Die „weißen“ Sparten sind ohne die „schwarzen“ nicht denkbar. Denn Evonik ist ein Spross der RAG-Stiftung. Ein anderer ist die Ruhrkohle AG, die noch bis 2018 Steinkohle aus dem Untergrund holen will. Zwar wurden schon vor einigen Jahren 25 Prozent der Anteile an den britischen Finanzinvestor CVC verkauft und nun noch weitere Aktienpakete an Großanleger und das breite Börsenpublikum gebracht. Doch das Sagen hat weiterhin die Stiftung, deren Aufgabe in der Bewältigung der so genannten Ewigkeitslasten des Bergbaus besteht und die von der Politik und der Gewerkschaft bestimmt wird.
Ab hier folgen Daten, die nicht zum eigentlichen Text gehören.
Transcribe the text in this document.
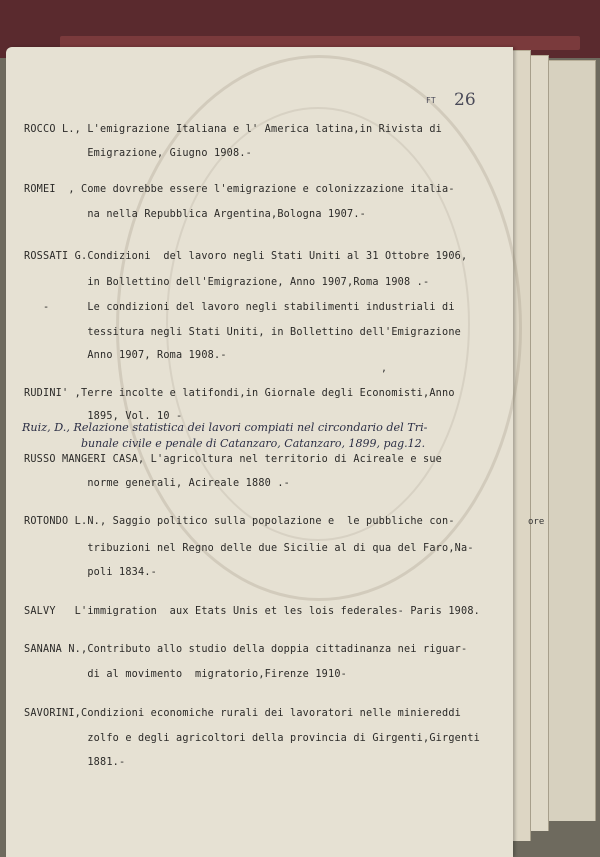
ore
FT 26
ROCCO L., L'emigrazione Italiana e l' America latina,in Rivista di
Emigrazione, Giugno 1908.-
ROMEI  , Come dovrebbe essere l'emigrazione e colonizzazione italia-
na nella Repubblica Argentina,Bologna 1907.-
ROSSATI G.Condizioni  del lavoro negli Stati Uniti al 31 Ottobre 1906,
in Bollettino dell'Emigrazione, Anno 1907,Roma 1908 .-
-      Le condizioni del lavoro negli stabilimenti industriali di
tessitura negli Stati Uniti, in Bollettino dell'Emigrazione
Anno 1907, Roma 1908.-
RUDINI' ,Terre incolte e latifondi,in Giornale degli Economisti,Anno
1895, Vol. 10 -
RUSSO MANGERI CASA, L'agricoltura nel territorio di Acireale e sue
norme generali, Acireale 1880 .-
ROTONDO L.N., Saggio politico sulla popolazione e  le pubbliche con-
tribuzioni nel Regno delle due Sicilie al di qua del Faro,Na-
poli 1834.-
SALVY   L'immigration  aux Etats Unis et les lois federales- Paris 1908.
SANANA N.,Contributo allo studio della doppia cittadinanza nei riguar-
di al movimento  migratorio,Firenze 1910-
SAVORINI,Condizioni economiche rurali dei lavoratori nelle miniereddi
zolfo e degli agricoltori della provincia di Girgenti,Girgenti
1881.-
Ruiz, D., Relazione statistica dei lavori compiati nel circondario del Tri-
bunale civile e penale di Catanzaro, Catanzaro, 1899, pag.12.
,
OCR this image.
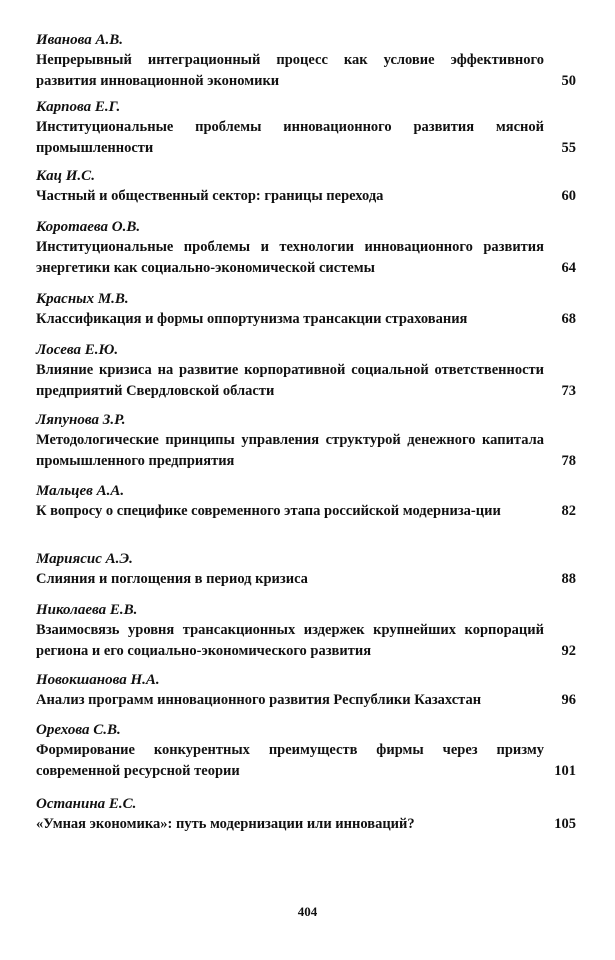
Иванова А.В.
Непрерывный интеграционный процесс как условие эффективного развития инновационной экономики	50
Карпова Е.Г.
Институциональные проблемы инновационного развития мясной промышленности	55
Кац И.С.
Частный и общественный сектор: границы перехода	60
Коротаева О.В.
Институциональные проблемы и технологии инновационного развития энергетики как социально-экономической системы	64
Красных М.В.
Классификация и формы оппортунизма трансакции страхования	68
Лосева Е.Ю.
Влияние кризиса на развитие корпоративной социальной ответственности предприятий Свердловской области	73
Ляпунова З.Р.
Методологические принципы управления структурой денежного капитала промышленного предприятия	78
Мальцев А.А.
К вопросу о специфике современного этапа российской модерниза-ции	82
Мариясис А.Э.
Слияния и поглощения в период кризиса	88
Николаева Е.В.
Взаимосвязь уровня трансакционных издержек крупнейших корпораций региона и его социально-экономического развития	92
Новокшанова Н.А.
Анализ программ инновационного развития Республики Казахстан	96
Орехова С.В.
Формирование конкурентных преимуществ фирмы через призму современной ресурсной теории	101
Останина Е.С.
«Умная экономика»: путь модернизации или инноваций?	105
404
Auch wenn 2019 die noch verbliebenen Bergleute ihre Arbeit verloren haben und die letzte Zeche dicht gemacht worden ist, wartet auf die Stiftung noch eine Menge kostspielige Arbeit. Das Ruhrgebiet ist durchlöchert wie ein Schweizer Käse. Bis zu 1.400 Meter tief reichen die in den Untergrund getriebenen Stollen. Darin sammelt sich Wasser, das ständig abgepumpt werden muss. Allein dies kostet jährlich einen dreistelligen Millionenbetrag, der künftig aus den Gewinnen von Evonik bezahlt wird. 13 Milliarden Euro braucht die Stiftung als Kapitalstock. Zwei Milliarden bringt allein der Börsengang ein.


Darüber hinaus kümmert sich die Stiftung um den Strukturwandel der einstigen Bergbauregion. Dazu gehört derzeit zum Beispiel die Prüfung, ob die Stollen auch als Pumpspeicherkraftwerke genutzt werden können. Denn Deutschland hat zwar die Energiewende ausgerufen, doch fehlt es noch an Speichern für den Strom aus Wind und Sonne. Das könnte eine Zukunftsperspektive des Potts werden. Darüber hinaus werden aus dem „weißen“ Geschäft gesellschaftliche Verpflichtungen finanziert. Die Stiftung fördert Bildungseinrichtungen, unterstützt kulturelle und sportliche Aktivität.


Die Trennung von Schwarz und Weiß ermöglicht allen Seiten einen Gewinn. Arbeitsplätze werden gesichert und der Strukturwandel befördert. Die Altlasten des Bergbaus sind finanziell verkraftbar und die Aktionäre erfreuen sich eines soliden Geschäftsmodells.